Figure 15 shows the distribution of eigenvalues from the dynamical mode decomposition of the vorticity data, where the horizontal axis is the real part of the modal eigenvalues and the vertical axis corresponds to the imaginary part of the modal eigenvalues. Most of the eigenvalues fall on and inside the unit circle. The mode corresponding to the eigenvalues falling in the unit circle is stable; the mode corresponding to the eigenvalues falling outside the unit circle is unstable [63].
In the left of Figure 16, we show the spatial morphology distribution of the fourth-order DMD mode in front of the z = 0 section of the outflow field at Pinlet = 15 MPa and α = 20°. The four modes are typically each characterized by the multiscale motion of the jet flow field. The structure of the modal flow field contains information about the time-averaged flow field and exhibits the dominant flow structure in the jet flow field.
As shown in Figure 16 (mode 1), the spatial distribution of the first-order modal flow field exhibits a periodic structure of the oscillatory flow, corresponding to the initial phase of self-excited oscillatory jet motion into the outflow field. Table 3 shows that the real part of mode 2 is also negative and static. Compared with mode 1, mode 2 appears as a large-scale continuous eddy structure in the context of the large-scale motion of the flow field, and positive vortices dominate. It should be noted that the rotation direction of the vortex in the mode does not represent the rotation direction of the real vortex in the flow field. The structure of the flow field obtained using the DMD method is unintuitive. Mode 3 has a negative growth rate and is still a static mode. We find that the initial oscillating vortex structure develops into an elliptical shape as it flows downstream, leading to a high vorticity concentration region in the downstream. With increasing frequency, mode 4 shows a significant decrease in the scale of the vortex structure and a stabilization of the corresponding spatial mode.
Table 3 and Table 4 have the same frequency trend. These high frequency modes represent the typical structure embedding to the vortex structure in the dynamical process. The striped coherent structure dominates in the high-speed jet flow field, which portrays the change from generating oscillatory jets to stabilizing in the flow field by comparing the left- and right-column flow modal analysis.
Compared with the divergence angle of 20°, the oscillatory behavior was found to be significantly weakened in the case of a 0° divergence angle and the jet exhibits a better clustering of fluid features.

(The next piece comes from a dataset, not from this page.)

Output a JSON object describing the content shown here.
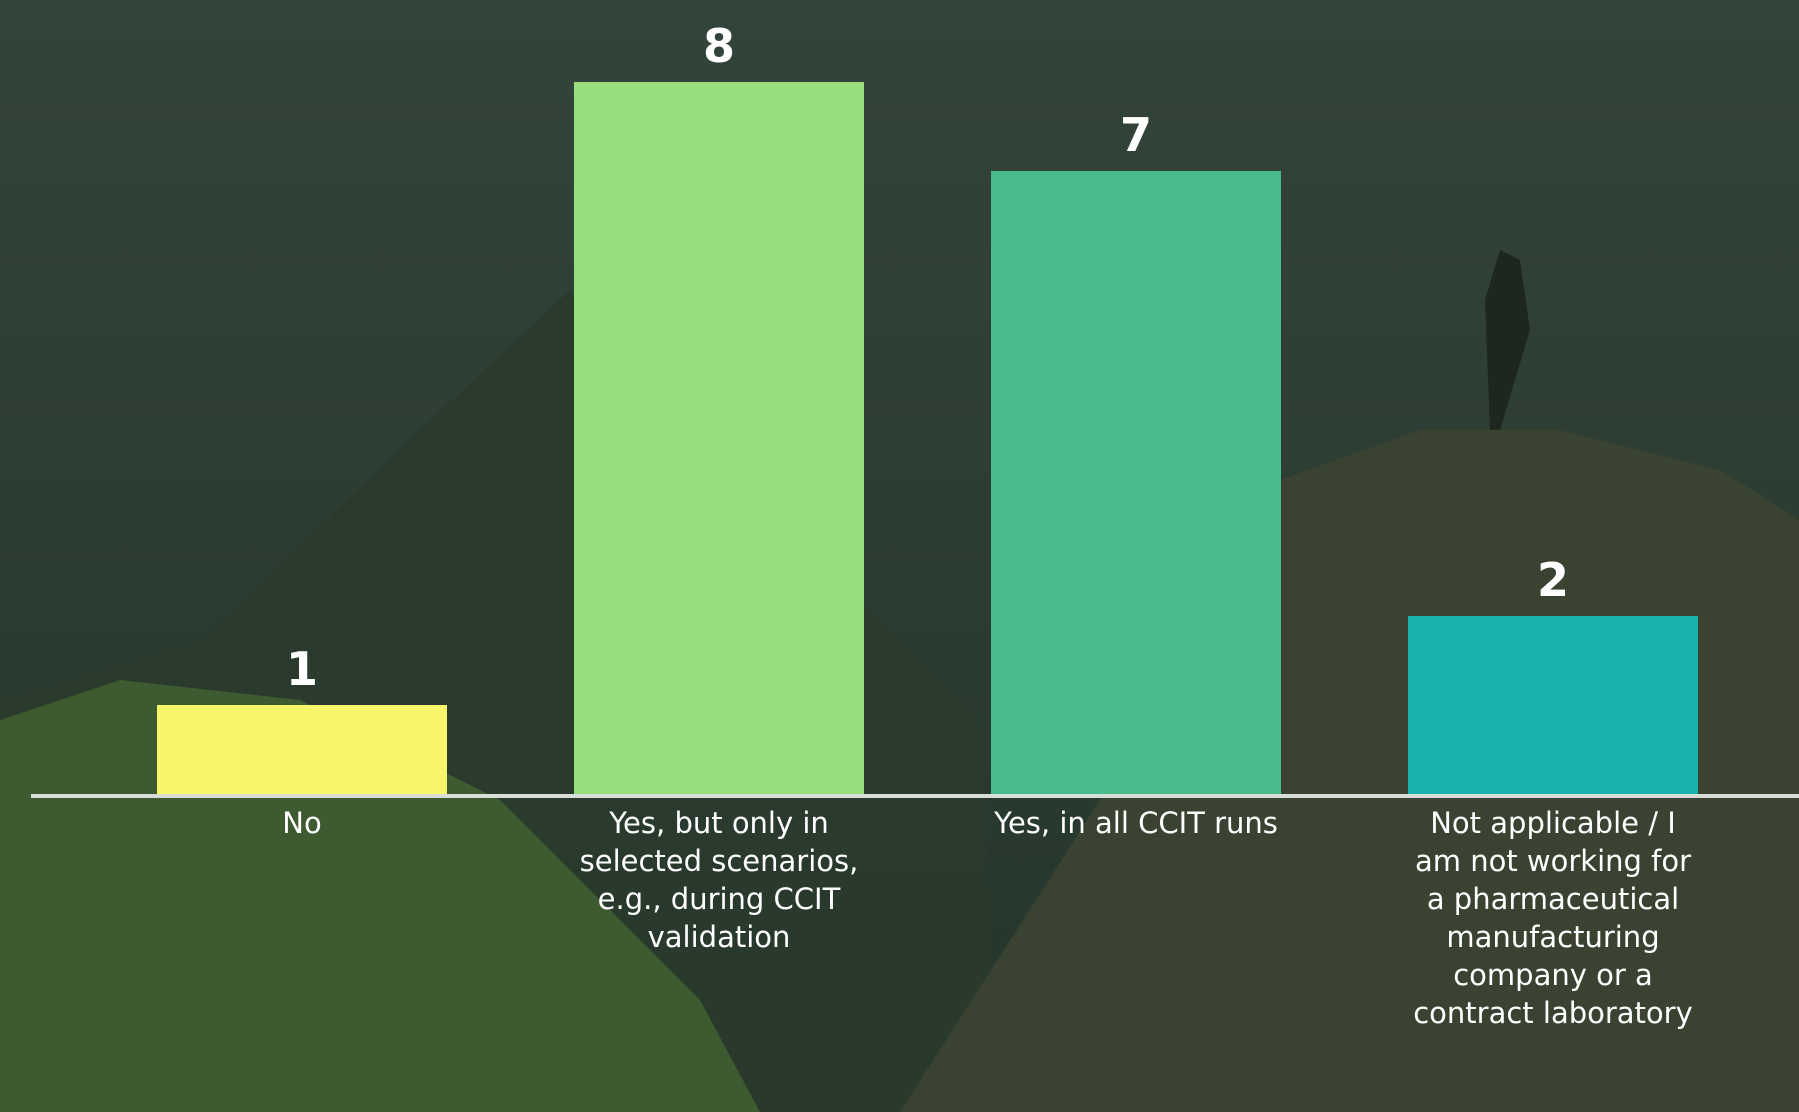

3.3.2. Vorticity Modal Decomposition and Volume Fraction Cloud Comparison at x = 0.125 m Cross-Section (Pinlet = 15 MPa, α = 20°)

As shown in Figure 17, the dynamic mode decomposition for the vorticity of the x = 0.125 m cross-section is plotted on the left, and the cavitation volume fraction cloud at the corresponding moment is plotted on the right. The vapor volume fraction is weak in the center region and cavitation initially occurs at the shear layer location, corresponding to a value of 0 in the center of the volume fraction plot in mode 1. At this time, the vortex structure in the center of the flow field is compact, and the cavitation cloud spreads along the vortex structure to the outer flow field, indicating that the large-scale vortex structure has a guiding effect on the diffusion of the cavitation cloud in the flow field at the early stage of cavitation. In mode 2, the real part of the modes is concentrated in the outer contour of the volume fraction, indicating that the cavitation cloud motion is wrapped with the large-scale structure moving to the downstream flow field. In mode 3, the vortex structure embedded energy weakens along with the vapor volume fraction as the cavitation cloud leaves the section. Cavitation clouds are always guided by large-scale vortex structures during diffusion in the outflow field.

4. Conclusions

In this study, the 3D turbulent cavitation flow outside an organ-pipe nozzle was numerically studied using LES. The vapor cloud formed outside the organ-pipe nozzle with different divergence angles was observed, and the details of vortex development under corresponding conditions were further analyzed. Combining simulation research of a cavitation jet with the DMD method, the interaction between coherent structure and cavitation was considered from a data-driven perspective. The main results are as follows:
(1) At the nozzle outlet, the downward trend of jet axial pressure will decrease sharply with the raising of inlet pressure. The position of the pressure boundary layer of the fluid is about Y / D e = 0.5 . The increase in the divergence angle will lead to more energy loss of the fluid, and the energy loss of the jet enhances with the extension of outlet distance, and the amplitude of pressure fluctuation will also increase. The change in inlet pressure will affect the change in fluid dominant frequency. The divergence angle does not affect the fluid frequency.
(2) The structural parameters of the organ-pipe nozzle outlet have an important influence on fluid cavitation. With the enlarging of the nozzle divergence angle, the volume of the initial cavitation cloud increases and the cavitation cycle becomes longer, so that the vapor cloud can grow more completely and increase the cavitation intensity. In the research of this paper, the best cavitation intensity was achieved when the divergence angle of the organ-pipe nozzle was 30°.
(3) While the real part of the eigenvalue reflects the growth and decay of the energy/intensity of the flow field at the temporal level, the imaginary part of the eigenvalue reflects the change in the structure of the time-scale flow field, and the stability of the flow field development mode can be judged with the eigenvalue analysis.
(4) Comparing the DMD analysis with the cavitation cloud, it was found that the motion of the cavitation cloud in the flow field is guided by the coherent structure. Large-scale coherent structures appear with cavitation priming and disappear as the cavitation cloud leaves the cross-section.

Author Contributions

Conceptualization, Z.F.; methodology, Y.C.; software, W.H.; validation, Y.Y.; formal analysis, Y.C.; investigation, Z.X.; data curation, W.H.; writing—original draft preparation, W.H.; writing—review and editing, X.G.; visualization, Z.Z.; supervision, R.S.; project administration, Z.Z. All authors have read and agreed to the published version of the manuscript.

Funding

This research was funded by the Finance Science and Technology Project of Hainan Province (grant number: ZDKJ202015), National Natural Science Foundation of China (grant number: 51706161), and Sanya Science and Education Innovation Park of Wuhan University of Technology (grant number: 2021KF0023). This work was also supported by the Green Intelligent Inland Ship Innovation Program.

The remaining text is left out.